И поклонился, несмотря на одышку. Краем уха слышал, как тихо зашептались позади меня казаки и стоявшие поодаль солдаты. Если у половины из них не возникла мысль, будто гетмана подменили, я готов покрошить в борщ и съесть собственную жалованную грамоту. А если половина этой половины не задалась вопросом, какую ещё каверзу задумал Мазепа, то в то же блюдо порежу орденскую Андрея Первозванного голубую муаровую ленту. Но Семён Палий — это живая легенда, и не поклониться ему, особенно в ситуации, которую Иван Степаныч благополучно создал своими руками, было бы неразумно. К слову, гетман с этим в кои-то веки согласился. Иногда и у него случались просветления.
— За такое не словами извиняются, — сурово проговорил казак, всё ещё сверля меня нехорошим взглядом.
— Знаю, Семён, — мне непросто было стоят на морозе с непокрытой головой, но я решил отыграть сцену до конца. — Мне уж немало годов, того гляди, завтрашнего рассвета не увижу. Оттого и покаяние моё. Пред Господом и государем уж покаялся, и даже Кочубей с Искрой меня простили. А для тебя и впрямь слов мало будет. Делам моим поверишь ли?
— Дела твои вижу, не слепой, — хмуро ответил Палий. — Да только от чистого ли сердца они, или в страхе Божием ты каяться вздумал?
— Все мы под Богом ходим. А коли сподобил Он меня уразуметь неправды свои и к покаянию обратиться, то так и стану делать, и с пути сего не сверну до смерти… Назначаю тебя полковником полтавским, Семён. Командуй.

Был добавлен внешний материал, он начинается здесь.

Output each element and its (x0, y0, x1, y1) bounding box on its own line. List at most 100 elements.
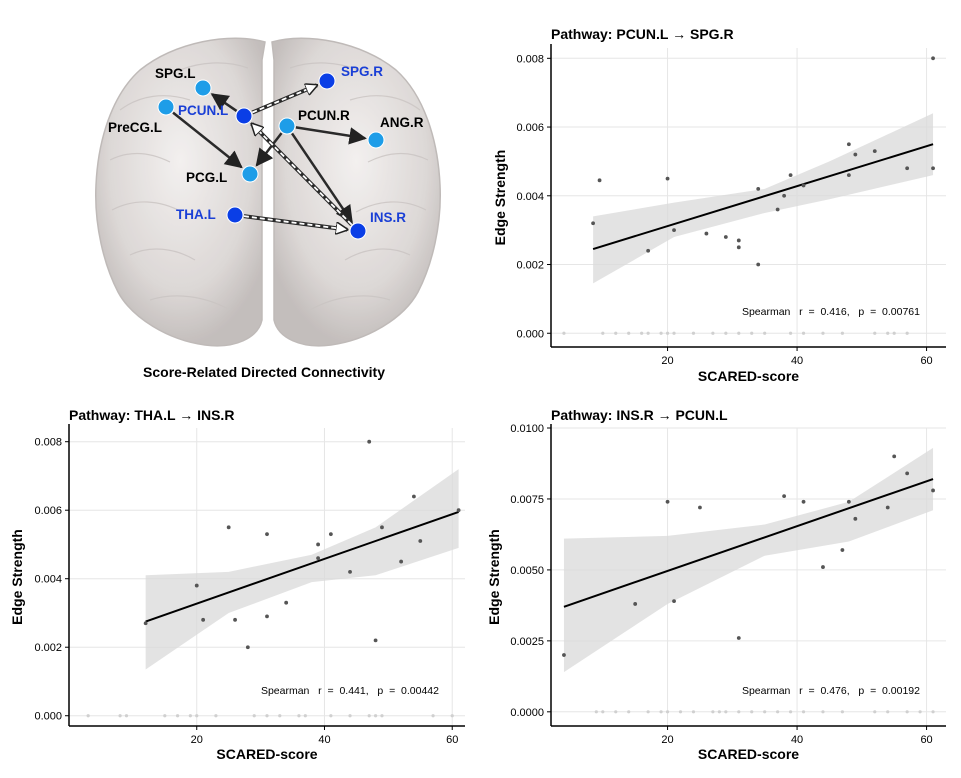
x-axis-title: SCARED-score (698, 746, 799, 762)
zero-point (821, 710, 825, 714)
zero-point (918, 710, 922, 714)
zero-point (763, 331, 767, 335)
zero-point (711, 331, 715, 335)
y-axis-title: Edge Strength (486, 529, 502, 625)
data-point (872, 149, 877, 154)
data-point (348, 569, 352, 574)
data-point (931, 166, 935, 171)
data-point (194, 583, 199, 588)
zero-point (195, 714, 199, 718)
data-point (801, 183, 806, 188)
zero-point (297, 714, 301, 718)
data-point (456, 508, 461, 513)
x-tick-label: 60 (446, 734, 458, 746)
data-point (905, 471, 910, 476)
zero-point (665, 710, 670, 714)
node-ins-r (349, 222, 367, 240)
data-point (931, 488, 935, 493)
edge-pcunl-to-spgr (251, 85, 317, 115)
brain-left-hemisphere (94, 37, 266, 347)
zero-point (873, 331, 877, 335)
data-point (284, 600, 289, 605)
zero-point (788, 710, 793, 714)
node-label-precg-l: PreCG.L (108, 120, 162, 135)
y-tick-label: 0.0050 (510, 565, 544, 577)
y-tick-label: 0.006 (516, 122, 544, 134)
zero-point (905, 331, 909, 335)
data-point (846, 173, 851, 178)
confidence-band (563, 447, 934, 673)
zero-point (188, 714, 192, 718)
data-point (412, 494, 416, 499)
data-point (846, 142, 851, 147)
zero-point (801, 331, 806, 335)
zero-point (450, 714, 454, 718)
node-pcg-l (241, 165, 259, 183)
regression-line (145, 510, 459, 623)
y-tick-label: 0.008 (34, 437, 62, 449)
zero-point (724, 710, 728, 714)
node-label-pcun-r: PCUN.R (298, 108, 350, 123)
y-tick-label: 0.0025 (510, 636, 544, 648)
zero-point (175, 714, 180, 718)
x-tick-label: 40 (791, 355, 803, 367)
chart-thal-insr: 20 40 60 0.000 0.002 0.004 0.006 0.008 Pathway: … (9, 407, 465, 762)
data-point (418, 539, 423, 543)
zero-point (163, 714, 167, 718)
zero-point (776, 710, 780, 714)
chart-title: Pathway: THA.L → INS.R (69, 407, 234, 423)
zero-point (562, 331, 566, 335)
y-tick-label: 0.008 (516, 53, 544, 65)
zero-point (303, 714, 307, 718)
node-spg-r (318, 72, 336, 90)
edge-thal-to-insr (243, 214, 347, 229)
data-point (782, 193, 787, 198)
data-point (201, 617, 206, 622)
chart-title: Pathway: INS.R → PCUN.L (551, 407, 728, 423)
data-point (316, 556, 320, 561)
edge-pcunl-to-spgl (210, 93, 238, 112)
zero-point (614, 710, 618, 714)
brain-nodes: SPG.L PreCG.L PCUN.L SPG.R PCUN.R ANG.R PCG.L T… (108, 64, 424, 240)
zero-point (265, 714, 269, 718)
stat-annotation: Spearman r = 0.441, p = 0.00442 (261, 685, 439, 697)
data-point (665, 499, 670, 504)
zero-point (627, 710, 631, 714)
data-point (633, 602, 638, 606)
data-point (931, 56, 935, 61)
node-pcun-r (278, 117, 296, 135)
zero-point (601, 331, 605, 335)
data-point (801, 499, 806, 504)
zero-point (380, 714, 384, 718)
data-point (756, 262, 761, 267)
data-points (562, 454, 935, 657)
zero-point (252, 714, 256, 718)
confidence-band (593, 113, 934, 284)
y-tick-label: 0.000 (34, 711, 62, 723)
y-tick-label: 0.0000 (510, 707, 544, 719)
x-tick-label: 20 (661, 734, 673, 746)
zero-point (594, 710, 598, 714)
data-point (736, 636, 741, 640)
zero-point (840, 710, 844, 714)
edge-pcunr-to-insr (291, 132, 353, 224)
zero-point (750, 331, 754, 335)
node-precg-l (157, 98, 175, 116)
zero-point (124, 714, 129, 718)
y-tick-label: 0.006 (34, 505, 62, 517)
zero-point (886, 331, 890, 335)
data-point (367, 439, 372, 444)
node-spg-l (194, 79, 212, 97)
data-point (143, 621, 148, 626)
zero-point (821, 331, 825, 335)
data-point (736, 238, 741, 243)
node-label-ins-r: INS.R (370, 210, 406, 225)
zero-points (594, 710, 935, 714)
edge-precgl-to-pcgl (172, 111, 243, 169)
brain-right-hemisphere (271, 37, 442, 347)
zero-point (601, 710, 605, 714)
data-point (885, 505, 890, 510)
node-label-spg-l: SPG.L (155, 66, 196, 81)
x-tick-label: 40 (318, 734, 330, 746)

По моему знаку Дацько с поклоном вручил знаменитому казаку свиток и пернач, возводившие его разом в полковничий чин и во дворянство. А заодно — дорогую турецкую саблю, от меня лично в качестве небольшой компенсации за обиду. Своего полка у Палия не было и в скором времени не предвиделось, потому придётся ему покомандовать двумя полковниками — Скоропадским и Келиным. И если Алексей Степанович принял это как должное — гетману виднее, кому из своих пернач отдавать — то Иван Ильич явно затаил обиду. Ничего, это ненадолго, он отходчив. С него и Глухова хватит.
Семён — впервые за весь разговор — кривовато усмехнулся, подкинул пернач на широченной ладони… и поднял его к небу в знак принятия власти. И моих извинений. Лишь тогда я надел шапку.

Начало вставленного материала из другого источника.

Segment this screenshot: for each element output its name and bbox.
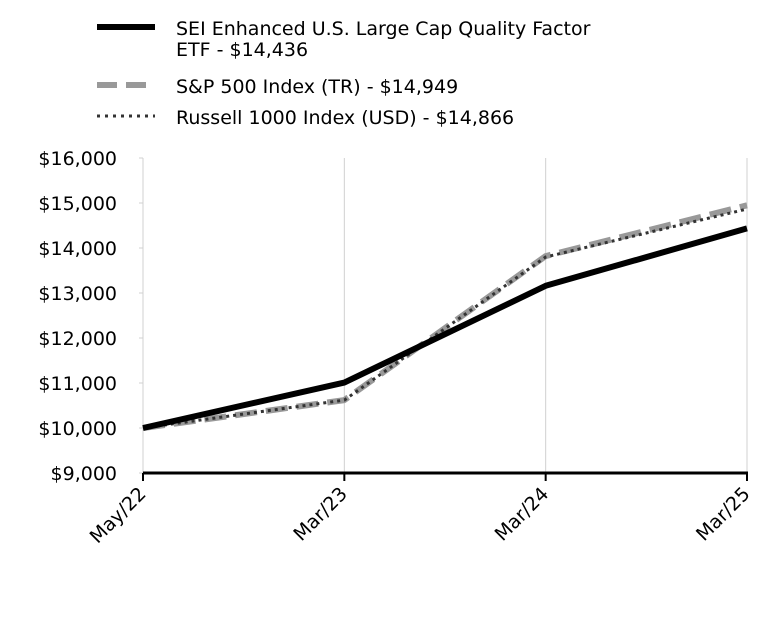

«Хитёр ты, Георгий, — внутри меня прорезался бестелесный голос Мазепы. — Хитёр, да слишком прям. Я Семёна удалил, чтоб он путь к булаве не заступал. А ты ему сам дорожку мостишь».
«Ну, ты же не собираешься жить вечно, — поддел его я. — Кого после себя оставишь? Орлика, который у иезуитов с руки кормится, или мямлю Скоропадского?»

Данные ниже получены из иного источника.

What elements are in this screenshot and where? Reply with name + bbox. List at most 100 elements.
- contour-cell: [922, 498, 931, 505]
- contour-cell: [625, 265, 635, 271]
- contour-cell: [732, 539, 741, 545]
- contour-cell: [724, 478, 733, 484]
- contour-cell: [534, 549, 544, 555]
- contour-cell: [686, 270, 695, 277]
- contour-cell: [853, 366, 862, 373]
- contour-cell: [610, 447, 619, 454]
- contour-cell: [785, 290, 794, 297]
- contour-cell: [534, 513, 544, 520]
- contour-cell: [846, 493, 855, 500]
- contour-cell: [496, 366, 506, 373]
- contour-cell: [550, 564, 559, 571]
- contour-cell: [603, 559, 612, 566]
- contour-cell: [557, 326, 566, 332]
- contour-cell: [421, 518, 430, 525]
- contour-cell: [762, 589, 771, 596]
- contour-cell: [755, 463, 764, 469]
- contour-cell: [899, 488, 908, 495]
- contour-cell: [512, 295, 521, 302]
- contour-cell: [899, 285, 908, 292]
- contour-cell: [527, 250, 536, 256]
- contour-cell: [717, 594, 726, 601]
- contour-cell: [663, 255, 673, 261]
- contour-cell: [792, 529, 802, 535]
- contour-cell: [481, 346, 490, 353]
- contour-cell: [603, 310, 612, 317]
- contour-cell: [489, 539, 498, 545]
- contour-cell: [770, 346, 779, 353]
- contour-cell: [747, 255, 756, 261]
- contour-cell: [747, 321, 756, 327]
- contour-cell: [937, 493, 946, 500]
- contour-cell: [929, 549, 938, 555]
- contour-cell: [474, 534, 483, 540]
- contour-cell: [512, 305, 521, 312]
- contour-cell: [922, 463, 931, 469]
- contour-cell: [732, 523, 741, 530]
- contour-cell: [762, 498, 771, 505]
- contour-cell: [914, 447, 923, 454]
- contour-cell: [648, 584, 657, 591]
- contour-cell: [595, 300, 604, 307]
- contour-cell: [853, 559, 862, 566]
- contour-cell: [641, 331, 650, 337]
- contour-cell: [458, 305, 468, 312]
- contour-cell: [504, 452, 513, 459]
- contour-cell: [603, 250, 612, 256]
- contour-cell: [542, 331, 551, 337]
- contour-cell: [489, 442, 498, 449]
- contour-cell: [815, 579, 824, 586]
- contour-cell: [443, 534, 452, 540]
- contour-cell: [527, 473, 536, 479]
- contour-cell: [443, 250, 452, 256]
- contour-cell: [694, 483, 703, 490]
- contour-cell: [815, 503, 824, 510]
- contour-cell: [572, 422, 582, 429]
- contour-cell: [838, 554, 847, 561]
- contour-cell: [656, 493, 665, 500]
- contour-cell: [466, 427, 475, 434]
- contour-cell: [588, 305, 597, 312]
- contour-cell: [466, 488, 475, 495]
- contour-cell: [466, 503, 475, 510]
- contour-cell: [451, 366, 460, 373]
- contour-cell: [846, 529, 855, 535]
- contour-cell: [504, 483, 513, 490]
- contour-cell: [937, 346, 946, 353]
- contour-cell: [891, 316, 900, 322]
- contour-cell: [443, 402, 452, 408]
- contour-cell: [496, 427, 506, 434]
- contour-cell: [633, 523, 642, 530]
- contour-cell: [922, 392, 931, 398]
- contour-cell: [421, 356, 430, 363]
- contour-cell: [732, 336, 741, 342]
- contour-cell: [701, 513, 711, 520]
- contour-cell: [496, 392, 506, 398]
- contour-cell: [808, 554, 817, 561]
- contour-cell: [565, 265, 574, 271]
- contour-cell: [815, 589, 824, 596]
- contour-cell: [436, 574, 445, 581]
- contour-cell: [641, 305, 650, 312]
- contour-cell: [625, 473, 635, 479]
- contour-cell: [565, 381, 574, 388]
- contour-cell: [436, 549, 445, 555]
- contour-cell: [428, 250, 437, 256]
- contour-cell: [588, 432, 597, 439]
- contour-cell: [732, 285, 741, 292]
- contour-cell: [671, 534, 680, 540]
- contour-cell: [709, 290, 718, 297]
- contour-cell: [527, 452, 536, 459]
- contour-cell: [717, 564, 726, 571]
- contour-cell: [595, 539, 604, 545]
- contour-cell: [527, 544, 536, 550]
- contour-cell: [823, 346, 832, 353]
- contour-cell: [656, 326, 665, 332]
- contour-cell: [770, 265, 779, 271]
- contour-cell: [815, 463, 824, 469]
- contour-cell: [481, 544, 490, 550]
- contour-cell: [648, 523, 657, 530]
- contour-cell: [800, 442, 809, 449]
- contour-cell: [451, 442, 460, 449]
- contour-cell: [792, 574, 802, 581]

«Уж лучше послушный, нежели строптивый. Как бы Пётр Алексеевич Семёну сам голову не снял — за его горячность».
«То уже их дело. А наша задача сейчас — удержать Полтаву… Признавайся: планы крепости Карлу слил?»
«Было такое, — неохотно признался Мазепа, зная, что я имею полный доступ к его памяти. — Обо всех крепостях ему отписывал, и Пилип наверняка то же делал».
«А теперь давай думать, как при таких входящих данных будем Полтаву удерживать. Да, я и к тебе обращаюсь. Натворил — исправляй».
«Не буду, — последовал ожидаемый ответ. — Ты мне воли не даёшь, с чего я повинен тебе помогать?»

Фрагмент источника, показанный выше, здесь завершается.